Agricoltori e operai agricoli da tempo sanno che con la vigna o non si campa o si fa fatica a campare, tanto che fino a un paio di anni fa a causa di prezzi delle uve ridicolmente bassi si vendevano i cosiddetti diritti di reimpianto agli agricoltori del Nord, che li pagavano anche oltre 20.000 euro a ettaro. Un bel giorno la politica regionale ebbe la bella idea di risolvere il problema bloccando le vendite. E quindi da un lato facendo crollare il valore di questi diritti (e dunque la possibilità per il piccolo agricoltore di avere una qualche entrata) e dall’altro impedendo che si creasse valore in altre regioni. La politica del cane dell’ortolano: non mangia e non fa mangiare! La vicenda è ora all’esame del Consiglio di stato che potrebbe ripristinare la situazione preesistente.

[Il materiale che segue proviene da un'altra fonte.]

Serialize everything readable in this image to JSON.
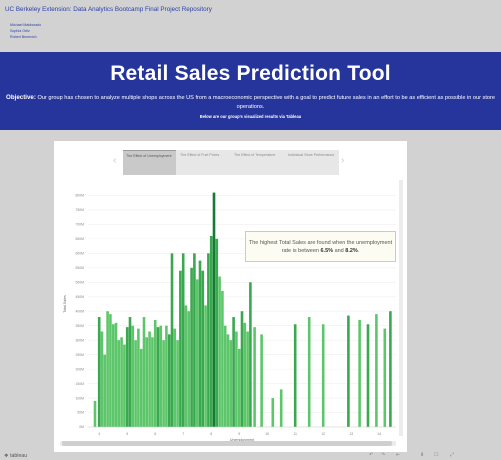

Quel tanto di guadagni che il vino siciliano produce, è concentrato in poche mani. Per il resto dell’Isola l’orizzonte continua a essere molto cupo e si schiarisce solo quando qualche altra regione italiana (Puglia, Veneto) o estera (Spagna) ha problemi con la vendemmia. Le cantine sociali, destinatarie di tanti aiuti regionali, non fanno eccezione. Ciò significa che fondamentalmente parliamo ancora di vino sfuso, dove c’è poco valore aggiunto.
Quali i problemi veri?
– Una politica che da circa un quindicennio si disinteressa sostanzialmente del settore.
– Un governo regionale che sta portando l’Istituto Vitevino (una geniale intuizione di quasi settant’anni fa) sulle soglie del fallimento/soppressione, mentre altre regioni creano strumenti analoghi!
Un Istituto che svolge una funzione essenziale nella fase della certificazione della Doc e che negli ultimi tempi invece di aiutare costituisce un’ulteriore remora per i produttori.
– Un’amministrazione regionale che ostacola i produttori sia con esasperanti lungaggini burocratiche e ritardi nei pagamenti sia gravando gli operatori di oneri non previsti dalle altre regioni. Il motivo dichiarato è la necessità di tra-sparenza e controllo di legalità, il risultato è di sicuro maggiori complicazioni per i produttori onesti, mentre quanto alla legalità qualche mese fa il Giornale di Sicilia titolava: Fondi europei, la Corte dei conti: il record di frodi va alla Sici-lia.
– Ventidue Doc siciliane (più una DOCG e sette IGT di cui sei totalmente ignote ai più) che forse, o anche senza forse, sono troppe e di cui la più importante, la Doc Sicilia, è nata senz’anima essendo stata costruita non attorno a un vino da valorizzare, ma a un territorio, la Sicilia appunto.
Soluzioni?
Sempre difficili da individuare. Progetti sempre difficili da implementare. Tempi medio-lunghi … da quando si incomincia. Innanzitutto, vedere cosa fanno quelli che hanno avuto successo e copiare, perché mo, il Cile? Con una politica seria e serrata sul proprio prodotto, che miri ad esportarlo, con qualità, in tutto il mondo!
Poi, premesso che fondamentalmente non si vende vino (Nero d’Avola, per esempio) ma si vende territorio (Sicilia, Etna), occorre una forte (soldi) e duratura (molti anni) azione coordinata fra i vari Dipartimenti regionali (Agricoltura, Attività produttive, Beni culturali, Economia, Turismo) tesa a valorizzare il Brand Sicilia.
A tal fine chiediamo al presidente della Regione di istituire un Comitato di coordinamento fra i vari soggetti interessati, a patto che questo Comitato funzioni davvero e non sia una facile e inutile operazione di facciata.
Presidente, cortesemente scelga un coordinatore che sappia e voglia lavorarci.
Dall’altro lato, sia perché le risorse finanziarie sono sempre scarse, sia per ovvi motivi di coordinamento degli sforzi è necessario raccordare l’intervento pubblico con la parte privata (i vari Consorzi di produttori, quelli che funzionano almeno) e le principali Associazioni di produttori. Individuare i Paesi target, che devono essere, almeno inizialmente, pochissimi: uno, due al massimo tre, al fine di concentrare gli sforzi e ottimizzare la resa degli investimenti.
Tutto questo è necessario, con il tempo, i soldi e la professionalità a creare valore lungo tutta la filiera e non solo per i soliti noti.